British paratroopers held the north end of the Arnhem bridge for four days against two SS Panzer divisions with nothing heavier than anti-tank rifles and grenades. On September 25, 1944, the 2,500 survivors of the original 10,000-man 1st Airborne Division withdrew across the Rhine under cover of darkness, ending the Battle of Arnhem and with it Operation Market Garden, the largest airborne assault in history. Field Marshal Bernard Montgomery had conceived Market Garden as a bold stroke to end the war by Christmas 1944. The plan called for 35,000 Allied paratroopers to seize a series of bridges across the rivers of the Netherlands, creating a corridor for the British XXX Corps to drive 64 miles north into Germany and outflank the Siegfried Line. The operation depended on speed, surprise, and an assumption that German resistance in the area was weak. Every assumption was wrong. Allied intelligence had ignored or suppressed reports that the 9th and 10th SS Panzer Divisions were refitting near Arnhem. The drop zones were selected miles from the bridge, giving the Germans time to organize defenses. Radio equipment failed almost immediately, leaving units unable to coordinate. XXX Corps, advancing along a single narrow road, fell behind schedule within hours as German forces attacked the flanks. Lieutenant Colonel John Frost's 2nd Battalion reached the Arnhem bridge and held the northern approach against overwhelming force from September 17 to 21. Without reinforcement, ammunition, or medical supplies, they fought from burning buildings until they were overrun.
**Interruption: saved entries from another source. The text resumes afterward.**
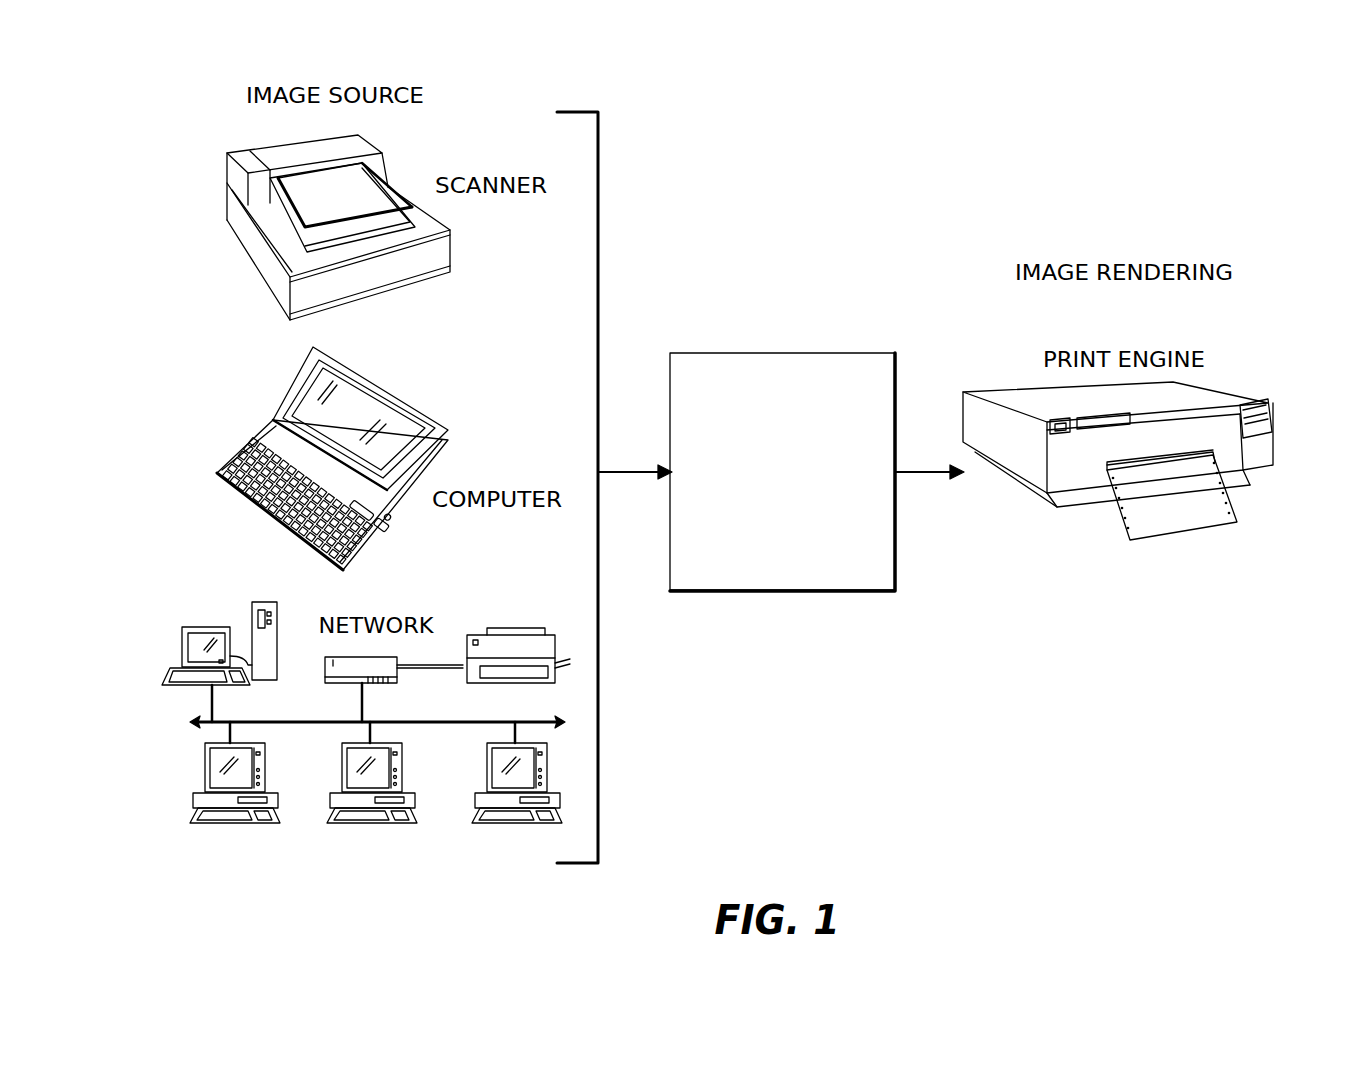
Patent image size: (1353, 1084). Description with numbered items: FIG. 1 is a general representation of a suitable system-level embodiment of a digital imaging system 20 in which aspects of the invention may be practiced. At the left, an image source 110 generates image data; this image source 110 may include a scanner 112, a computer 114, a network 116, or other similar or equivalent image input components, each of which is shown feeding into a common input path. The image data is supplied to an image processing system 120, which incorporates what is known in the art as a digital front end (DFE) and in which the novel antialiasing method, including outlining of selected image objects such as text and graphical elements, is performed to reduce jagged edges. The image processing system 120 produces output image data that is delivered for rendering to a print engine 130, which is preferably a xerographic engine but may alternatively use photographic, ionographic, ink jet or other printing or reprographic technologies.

The image processing system 20 is at (845, 158).
The image source 110 is at (474, 112).
The scanner 112 is at (412, 288).
The computer 114 is at (407, 405).
The network 116 is at (362, 836).
The image processing system 120 is at (772, 593).
The print engine 130 is at (1083, 507).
The rest of the division, pinned down in the suburb of Oosterbeek, formed a shrinking perimeter and waited for relief that never came. The withdrawal on the night of September 25 saved roughly a quarter of the division. Over 1,500 British soldiers were killed and more than 6,000 captured, including many wounded left behind in field hospitals. The Rhine remained in German hands, and the war continued for another seven months. Montgomery called Arnhem a bridge too far. The phrase entered the language as shorthand for overreach.